Eccoci qua, di nuovo, come ogni anno. Con l’inizio delle lezioni scolastiche si fa avanti per i ponzesi la domanda: si riuscirà a vivere dignitosamente il prossimo periodo dell’anno fino a maggio?

Il cinico risponderebbe secco: la tua vita è affar tuo, amico, non la puoi addebitare ad altri! Ma il ponzese si nutre di saggezza popolare e si appiglia a quell’avverbio dignitosamente e cerca di riempirlo di concretezza. E nel farlo costata le difficoltà.

Anzitutto la riduzione della popolazione stabilmente residente. Calerà anche quest’anno, in modo lieve ma costante. La risonanza più marcata di questo fenomeno la si vedrà nella Scuola. Meno alunni, meno classi, meno insegnanti, meno qualità nell’insegnamento, meno sprone a permanere sull’isola.

La cosa è risaputa ma non viene affrontata col giusto piglio. La si accetta come necessaria e si cerca di parare i danni.

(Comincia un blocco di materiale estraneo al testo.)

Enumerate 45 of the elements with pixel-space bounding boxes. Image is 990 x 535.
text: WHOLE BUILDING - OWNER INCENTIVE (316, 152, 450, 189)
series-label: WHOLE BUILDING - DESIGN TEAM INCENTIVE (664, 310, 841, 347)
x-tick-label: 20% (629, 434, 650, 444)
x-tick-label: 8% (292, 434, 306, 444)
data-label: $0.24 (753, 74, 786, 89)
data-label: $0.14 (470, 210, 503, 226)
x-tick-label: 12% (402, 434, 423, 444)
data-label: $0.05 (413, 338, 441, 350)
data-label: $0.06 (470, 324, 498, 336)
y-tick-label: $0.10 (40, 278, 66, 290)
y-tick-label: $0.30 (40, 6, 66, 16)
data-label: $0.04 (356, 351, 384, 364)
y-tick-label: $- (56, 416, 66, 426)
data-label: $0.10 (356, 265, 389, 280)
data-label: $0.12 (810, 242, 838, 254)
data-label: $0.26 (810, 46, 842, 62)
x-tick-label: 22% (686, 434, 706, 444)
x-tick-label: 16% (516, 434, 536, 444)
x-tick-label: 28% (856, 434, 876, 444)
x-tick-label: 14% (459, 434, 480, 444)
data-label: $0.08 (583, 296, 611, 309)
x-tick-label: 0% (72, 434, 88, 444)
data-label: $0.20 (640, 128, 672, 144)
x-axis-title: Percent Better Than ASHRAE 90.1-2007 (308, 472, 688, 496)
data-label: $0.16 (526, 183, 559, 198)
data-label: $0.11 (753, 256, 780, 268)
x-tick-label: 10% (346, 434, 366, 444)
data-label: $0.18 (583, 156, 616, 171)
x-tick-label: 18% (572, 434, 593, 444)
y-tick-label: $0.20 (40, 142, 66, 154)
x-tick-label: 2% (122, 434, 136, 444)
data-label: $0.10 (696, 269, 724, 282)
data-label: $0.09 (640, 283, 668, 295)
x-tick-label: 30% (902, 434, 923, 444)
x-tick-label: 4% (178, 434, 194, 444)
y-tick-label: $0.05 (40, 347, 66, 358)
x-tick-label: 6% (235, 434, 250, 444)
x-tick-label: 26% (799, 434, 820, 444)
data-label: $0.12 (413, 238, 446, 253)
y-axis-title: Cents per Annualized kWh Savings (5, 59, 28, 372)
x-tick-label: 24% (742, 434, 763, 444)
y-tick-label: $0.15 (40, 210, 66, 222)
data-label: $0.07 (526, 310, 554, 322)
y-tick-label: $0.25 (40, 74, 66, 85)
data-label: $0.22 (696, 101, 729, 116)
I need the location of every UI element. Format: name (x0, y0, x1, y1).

L’esperienza dell’ultimo decennio ha dimostrato che ai danni non c’è fondo. Si precipita sempre più in basso. Cosa occorrerebbe fare? Non seguire la strada della rassegnazione. Occorre cercare una via che propugni iniziative, inventi soluzioni, sfidi l’irreparabile.

Non ho ricette risolutive perché non compete a me metterle in campo, ma attendere che il destino si compi non è la cura.

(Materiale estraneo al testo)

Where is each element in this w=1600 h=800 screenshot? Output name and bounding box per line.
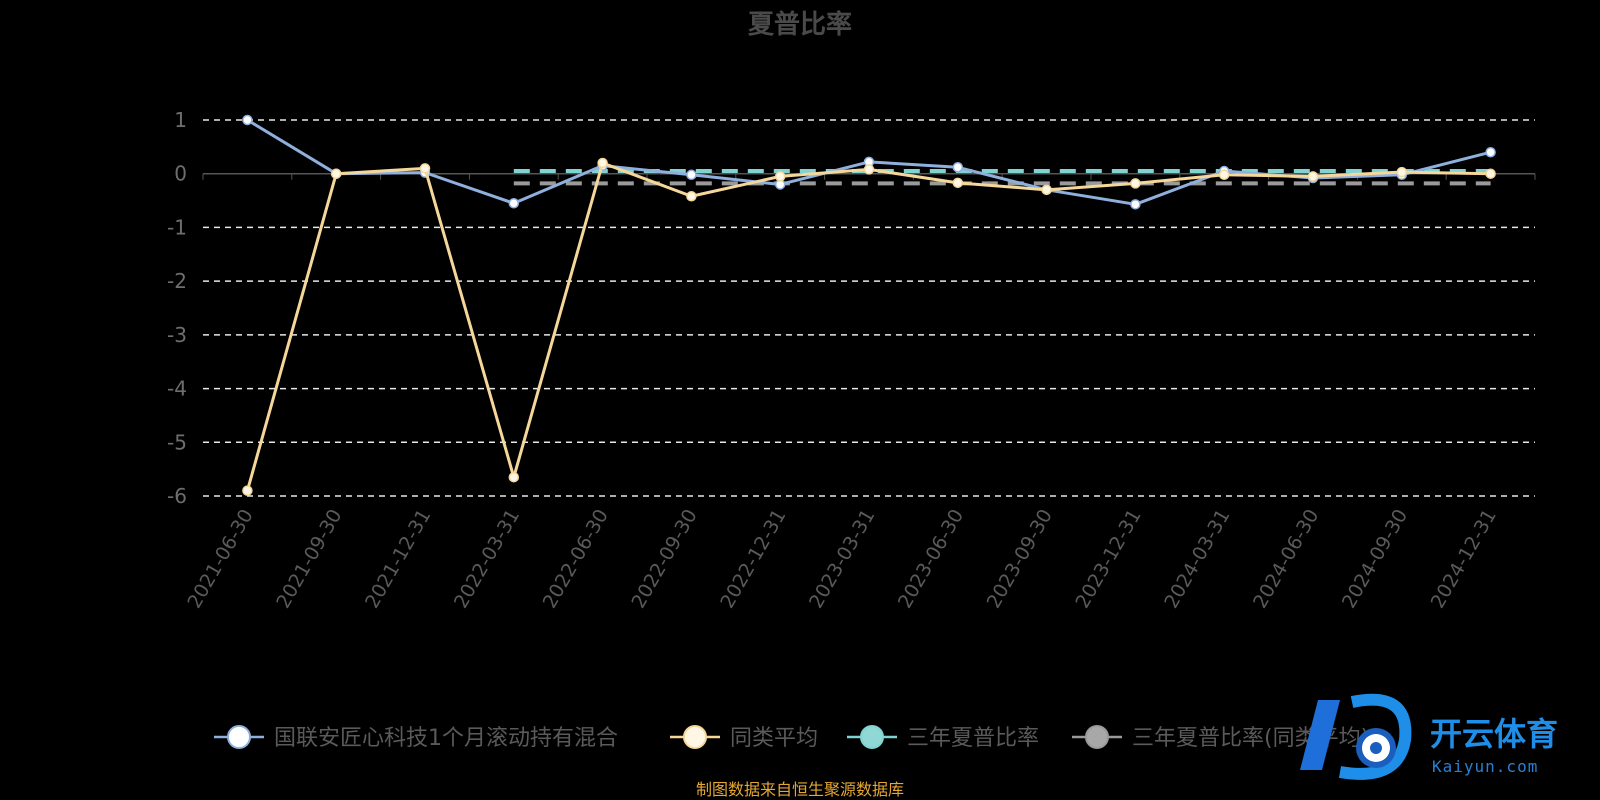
data-point (1041, 184, 1052, 196)
x-tick-label: 2022-09-30 (627, 506, 701, 613)
legend[interactable]: 国联安匠心科技1个月滚动持有混合 同类平均 三年夏普比率 三年夏普比率(同类平均) (214, 725, 1369, 751)
data-point (1396, 166, 1408, 178)
data-point (1130, 178, 1141, 189)
legend-item-2[interactable]: 三年夏普比率 (847, 725, 1039, 751)
legend-label: 三年夏普比率(同类平均) (1132, 726, 1369, 751)
data-point (508, 471, 520, 483)
data-point (1130, 199, 1141, 210)
watermark-brand: 开云体育 (1430, 715, 1558, 753)
legend-label: 三年夏普比率 (907, 726, 1039, 751)
legend-marker (227, 725, 251, 749)
data-point (597, 157, 608, 169)
series-lines (242, 114, 1496, 496)
data-point (330, 168, 342, 179)
legend-marker (860, 725, 884, 749)
x-tick-label: 2023-03-31 (805, 506, 879, 613)
x-tick-label: 2021-06-30 (183, 506, 257, 613)
watermark-logo: 开云体育 Kaiyun.com (1300, 693, 1558, 780)
y-tick-label: -1 (167, 215, 187, 239)
data-point (1485, 146, 1496, 158)
legend-marker (1085, 725, 1109, 749)
grid-lines (203, 119, 1535, 497)
data-point (863, 164, 875, 175)
data-point (1218, 169, 1230, 181)
reference-lines (513, 169, 1491, 186)
data-point (508, 198, 520, 209)
watermark-domain: Kaiyun.com (1432, 757, 1538, 776)
x-tick-label: 2023-09-30 (983, 506, 1057, 613)
y-tick-label: 1 (174, 108, 187, 132)
y-tick-label: -3 (167, 323, 187, 347)
y-tick-label: -2 (167, 269, 187, 293)
x-tick-label: 2023-06-30 (894, 506, 968, 613)
x-tick-label: 2024-09-30 (1338, 506, 1412, 613)
y-tick-label: 0 (174, 162, 187, 186)
x-tick-label: 2022-06-30 (539, 506, 613, 613)
y-tick-label: -4 (167, 377, 187, 401)
x-tick-label: 2021-12-31 (361, 506, 435, 613)
x-tick-label: 2024-12-31 (1427, 506, 1501, 613)
data-point (774, 171, 786, 182)
y-tick-label: -5 (167, 430, 187, 454)
x-tick-label: 2024-03-31 (1160, 506, 1234, 613)
x-tick-label: 2023-12-31 (1071, 506, 1145, 613)
legend-marker (683, 725, 707, 749)
x-tick-label: 2024-06-30 (1249, 506, 1323, 613)
data-source-note: 制图数据来自恒生聚源数据库 (696, 780, 904, 799)
data-point (242, 485, 253, 496)
x-tick-label: 2022-12-31 (716, 506, 790, 613)
kaiyun-logo-icon (1300, 693, 1412, 780)
data-point (1485, 168, 1496, 179)
data-point (1307, 171, 1319, 182)
x-tick-label: 2022-03-31 (450, 506, 524, 613)
legend-label: 国联安匠心科技1个月滚动持有混合 (274, 726, 618, 751)
data-point (952, 177, 964, 189)
legend-item-0[interactable]: 国联安匠心科技1个月滚动持有混合 (214, 725, 618, 751)
y-axis: 1 0 -1 -2 -3 -4 -5 -6 (167, 108, 187, 508)
data-point (686, 191, 697, 202)
y-tick-label: -6 (167, 484, 187, 508)
data-point (686, 169, 697, 181)
legend-item-1[interactable]: 同类平均 (670, 725, 818, 751)
chart-title: 夏普比率 (748, 9, 852, 40)
data-point (952, 162, 964, 173)
x-axis: 2021-06-30 2021-09-30 2021-12-31 2022-03-31… (183, 172, 1536, 613)
legend-label: 同类平均 (730, 726, 818, 751)
x-tick-label: 2021-09-30 (272, 506, 346, 613)
series-line-1 (245, 161, 1491, 492)
data-point (242, 114, 253, 126)
data-point (419, 163, 431, 174)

Insieme ai giovani vanno via i vecchi. Cercano compagnia affettiva, sicurezza medica, comodità.

Con essi la comunità perde la memoria storica, la ripetitività della tradizione, il sapore dell’identità. La vita comunitaria nell’isola diviene preda di improvvisatori che dall’altare o dalla cattedra o dal balcone impongono nuovi riti, nuovi percorsi didattici, nuove usanze.

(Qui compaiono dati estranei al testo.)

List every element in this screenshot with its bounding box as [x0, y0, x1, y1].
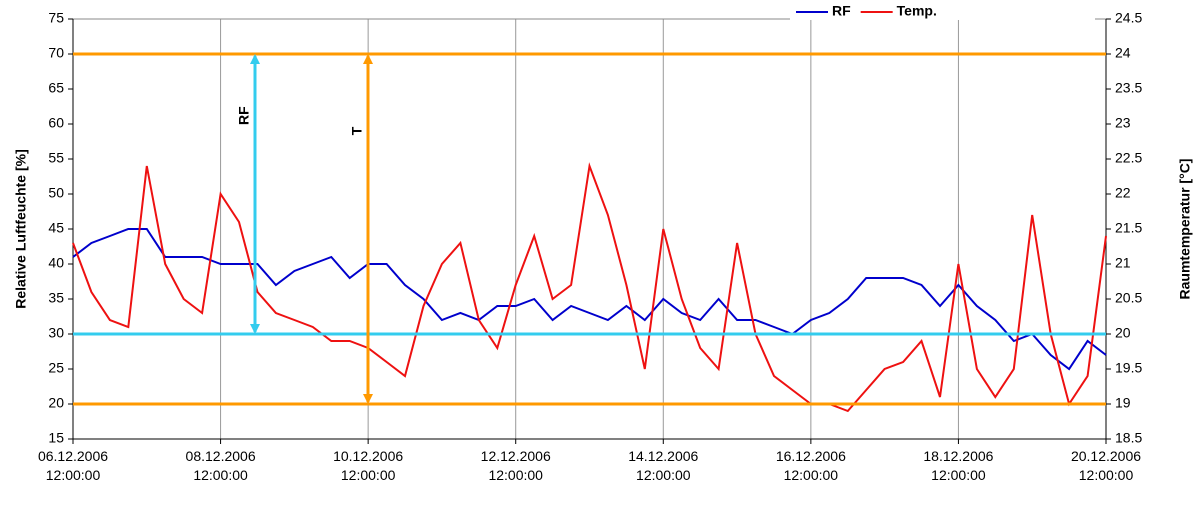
- y-tick-label: 70: [48, 45, 64, 61]
- y-tick-label: 25: [48, 360, 64, 376]
- x-tick-label: 06.12.2006 12:00:00: [38, 448, 108, 483]
- x-tick-label-line: 20.12.2006: [1071, 448, 1141, 464]
- y-tick-label: 30: [48, 325, 64, 341]
- y-tick-label: 75: [48, 10, 64, 26]
- y-axis-label: Relative Luftfeuchte [%]: [13, 149, 29, 308]
- x-tick-label: 08.12.2006 12:00:00: [186, 448, 256, 483]
- y-tick-label: 45: [48, 220, 64, 236]
- x-tick-label-line: 12.12.2006: [481, 448, 551, 464]
- x-tick-label: 10.12.2006 12:00:00: [333, 448, 403, 483]
- y2-tick-label: 24.5: [1115, 10, 1142, 26]
- legend-label: RF: [832, 3, 851, 19]
- y2-tick-label: 24: [1115, 45, 1131, 61]
- x-tick-label-line: 06.12.2006: [38, 448, 108, 464]
- x-tick-label-line: 12:00:00: [931, 467, 986, 483]
- y2-tick-label: 22: [1115, 185, 1131, 201]
- x-tick-label-line: 10.12.2006: [333, 448, 403, 464]
- y2-tick-label: 21.5: [1115, 220, 1142, 236]
- y-tick-label: 50: [48, 185, 64, 201]
- y-tick-label: 15: [48, 430, 64, 446]
- y2-tick-label: 21: [1115, 255, 1131, 271]
- y-tick-label: 65: [48, 80, 64, 96]
- y2-tick-label: 23.5: [1115, 80, 1142, 96]
- x-tick-label-line: 12:00:00: [784, 467, 839, 483]
- y2-tick-label: 23: [1115, 115, 1131, 131]
- y-tick-label: 55: [48, 150, 64, 166]
- series-line: [72, 162, 1107, 413]
- legend-box: [790, 4, 1095, 20]
- y-tick-label: 35: [48, 290, 64, 306]
- annotation-label: T: [349, 126, 365, 135]
- x-tick-label-line: 08.12.2006: [186, 448, 256, 464]
- x-tick-label-line: 16.12.2006: [776, 448, 846, 464]
- series-line: [72, 228, 1107, 371]
- y2-tick-label: 19.5: [1115, 360, 1142, 376]
- x-tick-label-line: 12:00:00: [488, 467, 543, 483]
- x-tick-label-line: 18.12.2006: [923, 448, 993, 464]
- y-tick-label: 40: [48, 255, 64, 271]
- x-tick-label: 16.12.2006 12:00:00: [776, 448, 846, 483]
- x-tick-label: 20.12.2006 12:00:00: [1071, 448, 1141, 483]
- x-tick-label-line: 12:00:00: [636, 467, 691, 483]
- x-tick-label-line: 12:00:00: [46, 467, 101, 483]
- y2-tick-label: 22.5: [1115, 150, 1142, 166]
- x-tick-label-line: 14.12.2006: [628, 448, 698, 464]
- y2-tick-label: 19: [1115, 395, 1131, 411]
- x-tick-label: 12.12.2006 12:00:00: [481, 448, 551, 483]
- y-tick-label: 20: [48, 395, 64, 411]
- x-tick-label: 14.12.2006 12:00:00: [628, 448, 698, 483]
- y2-tick-label: 20.5: [1115, 290, 1142, 306]
- y2-tick-label: 18.5: [1115, 430, 1142, 446]
- y2-tick-label: 20: [1115, 325, 1131, 341]
- y-tick-label: 60: [48, 115, 64, 131]
- x-tick-label: 18.12.2006 12:00:00: [923, 448, 993, 483]
- y2-axis-label: Raumtemperatur [°C]: [1177, 159, 1193, 300]
- x-tick-label-line: 12:00:00: [1079, 467, 1134, 483]
- plot-frame: [72, 18, 1107, 440]
- x-tick-label-line: 12:00:00: [193, 467, 248, 483]
- legend-label: Temp.: [897, 3, 937, 19]
- annotation-label: RF: [236, 106, 252, 125]
- x-tick-label-line: 12:00:00: [341, 467, 396, 483]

Il nuovo? Il nuovo deve riguardare i mezzi tecnologici, le soluzioni organizzative, le procedure. Non l’anima della comunità. Questa va protetta, abbellita, valorizzata.

Cosa rimane dell’enorme traffico turistico che ci ha avvolto, travolto, coinvolto? Rimane il guadagno.
Ma esso come ricade nell’architettura sociale della comunità?
Migliora le comunicazioni? No.
Migliora la coesione dei gruppi sociali Porto – Le Forna? No.
Migliora le prestazioni sanitarie del Presidio medico? No.
Migliora il nostro vivere sociale? No.

Cosicché la dignità del vivere sull’isola è demandata esclusivamente alla volontà, alla disponibilità dei singoli, delle famiglie. Ciascuno in casa propria, a rimuginare quanto poteva fare e non ha fatto, a ipotizzare gli introiti dei vicini, a vigilare affinché la proprietà non sia usucapita, a tentare di mettere piede in quella grotta di cui non si è proprietari ma che è così vicina, eppoi … è abbandonata da chi sa quanti anni!

Senza futuro. Una dignità calpestata perché non si nutre di speranze, di orizzonti.

Una comunità priva di dignità perché ci è stata rubata. Anzi… abbiamo permesso che ce la rubassero.